Mahkemece, davalı 2508 parsel sayılı taşınmazda kayıt maliki olmadığından kendisine husumet yöneltilemeyeceği gerekçesiyle davanın reddine karar verilmiştir.
Dosya içeriği ve toplanan deliller ile, çekişme konusu 2507 parsel sayılı taşınmazın davacı, müdahale olunduğu iddia edilen 2508 parsel sayılı taşınmazın ise dava dışı N. Ö..ile Ş. T.. adına paylı mülkiyet üzere kayıtlı olduğu, davalının her iki taşınmazda kayıttan ve mülkiyetten kaynaklanan bir hakkı bulunmadığı, davacının; kendi taşınmazına elatan kişinin, kayıt maliklerinden Şahin"in babası olan davalı olduğunu, bu yerin yıllardan beri davalı tarafından kullanıldığını, keşif yapıldığında ve tanıkları dinlendiğinde bu hususun açıklığa kavuşturulacağını iddia ettiği görülmektedir.
Hemen belirtilmelidir ki; TMK"nın 683. maddesine dayalı elatmanın önlenmesi istekli davaların konusunu haksız eyleme dayalı tasarrufların oluşturduğu kuşkusuzdur. Eylem kimin tarafından yapılırsa, davanın ona yöneltilerek açılması ve sonucundan onun sorumlu tutulması asıldır. Taşınmazın bir başkası tarafından da tasarruf edilmesinin ya da kullanıma sunulmasının, o yeri haklı ve geçerli bir neden olmaksızın tasarruf eden kişinin sorumluluğunu ortadan kaldırmayacağı da açıktır.
Ayrıca, ecrimisil, kötüniyetli zilyedin geri vermekle yükümlü olduğu bir şeyi haksız olarak alıkoyması nedeniyle hak sahibine ödemek zorunda kaldığı bir tür haksız fiil tazminatı niteliğinde bulunduğuna göre, taşınmaza elatan kişiye yöneltilen bu tür davalarda da davalının kayıt maliki olması gibi bir zorunluluk bulunmamaktadır.
Öte yandan, arzın mütemmim cüz"ü (bütünleyici parçası) olan muhtesatların, zeminin mülkiyetine tabi olmaları nedeniyle (TMK 684.md.) yıkım istekli davalarda, davanın yapının ana nüvesinin üzerinde bulunduğu taşınmazın tüm maliklerine yöneltilmesi gereklidir.

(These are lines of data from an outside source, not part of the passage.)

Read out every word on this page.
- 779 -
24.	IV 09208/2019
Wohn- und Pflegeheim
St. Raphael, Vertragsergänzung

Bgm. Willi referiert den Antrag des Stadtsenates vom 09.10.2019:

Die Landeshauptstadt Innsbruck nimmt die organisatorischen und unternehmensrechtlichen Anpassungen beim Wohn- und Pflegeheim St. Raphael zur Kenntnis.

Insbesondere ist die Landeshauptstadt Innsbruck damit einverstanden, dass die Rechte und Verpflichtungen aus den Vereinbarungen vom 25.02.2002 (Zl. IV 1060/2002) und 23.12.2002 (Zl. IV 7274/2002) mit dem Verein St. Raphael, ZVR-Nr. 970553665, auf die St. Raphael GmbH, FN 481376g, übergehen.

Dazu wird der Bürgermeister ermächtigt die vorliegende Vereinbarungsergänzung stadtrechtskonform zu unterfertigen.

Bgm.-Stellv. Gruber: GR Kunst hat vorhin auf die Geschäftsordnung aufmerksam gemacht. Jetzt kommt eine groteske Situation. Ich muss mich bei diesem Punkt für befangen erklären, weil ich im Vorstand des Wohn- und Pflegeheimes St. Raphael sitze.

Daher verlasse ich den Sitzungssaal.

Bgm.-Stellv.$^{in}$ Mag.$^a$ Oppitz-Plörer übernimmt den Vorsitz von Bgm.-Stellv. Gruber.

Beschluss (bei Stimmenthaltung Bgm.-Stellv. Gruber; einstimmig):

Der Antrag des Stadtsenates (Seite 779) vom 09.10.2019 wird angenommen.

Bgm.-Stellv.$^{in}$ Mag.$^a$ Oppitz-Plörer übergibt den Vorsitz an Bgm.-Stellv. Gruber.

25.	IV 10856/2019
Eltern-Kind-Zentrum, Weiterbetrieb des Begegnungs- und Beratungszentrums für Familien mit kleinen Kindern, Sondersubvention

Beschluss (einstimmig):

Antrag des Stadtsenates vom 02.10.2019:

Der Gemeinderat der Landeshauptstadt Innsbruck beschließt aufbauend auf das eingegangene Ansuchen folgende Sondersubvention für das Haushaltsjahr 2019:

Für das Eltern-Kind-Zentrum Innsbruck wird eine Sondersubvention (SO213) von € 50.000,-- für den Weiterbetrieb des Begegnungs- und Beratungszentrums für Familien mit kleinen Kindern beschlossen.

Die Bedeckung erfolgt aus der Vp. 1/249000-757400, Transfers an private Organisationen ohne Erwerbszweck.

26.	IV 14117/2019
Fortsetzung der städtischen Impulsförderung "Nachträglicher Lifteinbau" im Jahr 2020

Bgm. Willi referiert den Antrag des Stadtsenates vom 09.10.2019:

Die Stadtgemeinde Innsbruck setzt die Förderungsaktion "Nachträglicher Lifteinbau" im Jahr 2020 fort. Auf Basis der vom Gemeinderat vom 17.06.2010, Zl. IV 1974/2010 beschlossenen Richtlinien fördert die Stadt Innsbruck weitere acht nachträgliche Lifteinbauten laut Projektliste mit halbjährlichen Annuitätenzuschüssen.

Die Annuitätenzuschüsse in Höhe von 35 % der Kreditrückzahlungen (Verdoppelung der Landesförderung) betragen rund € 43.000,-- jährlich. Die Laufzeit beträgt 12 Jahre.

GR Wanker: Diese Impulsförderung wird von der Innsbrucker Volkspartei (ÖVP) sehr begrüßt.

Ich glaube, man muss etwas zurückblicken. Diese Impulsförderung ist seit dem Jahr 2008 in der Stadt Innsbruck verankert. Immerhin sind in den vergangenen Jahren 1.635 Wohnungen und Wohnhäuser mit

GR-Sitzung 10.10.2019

Hâl böyle olunca; elatmanın önlenmesi ve ecrimisil istekleri bakımından işin esasının incelenmesi, eski hale getirme isteği bakımından mahallinde yapılacak keşifte davacıya ait taşınmaza tecavüzlü olan yapılar bulunduğunun saptanması halinde yapının üzerinde bulunduğu diğer taşınmazın maliklerinin de davaya dahil edilmek suretiyle taraf teşkilinin sağlanması, ondan sonra işin esası incelenip sonucuna göre bir hüküm kurulması gerekirken yanılgılı değerlendirme ile yazılı olduğu üzere hüküm tesisi isabetsizdir.
Kabule göre de, dava dilekçesindeki her üç istek bakımından dava değerinin, elatılan taşınmazın ve yıkımı talep edilen yapıların değeri ile istenilen ecrimisil miktarının toplamından oluştuğu gözetilerek, keşfen belirlenecek gerçek dava değeri üzerinden Harçlar Kanununun 26, 27, 28, 30 ve 32. maddelerinin öngördüğü şekilde işlem yapılıp davacı tarafça harcın ikmal edilmesi gerektiği de kuşkusuzdur.
Davacının temyiz itirazları yerindedir. Kabulü ile hükmün açıklanan nedenden ötürü (6100 sayılı Yasanın geçici 3.maddesi yollaması ile) 1086 sayılı HUMK"un 428.maddesi gereğince BOZULMASINA, alınan peşin harcın temyiz edene geri verilmesine, 16.02.2015 tarihinde oybirliğiyle karar verildi.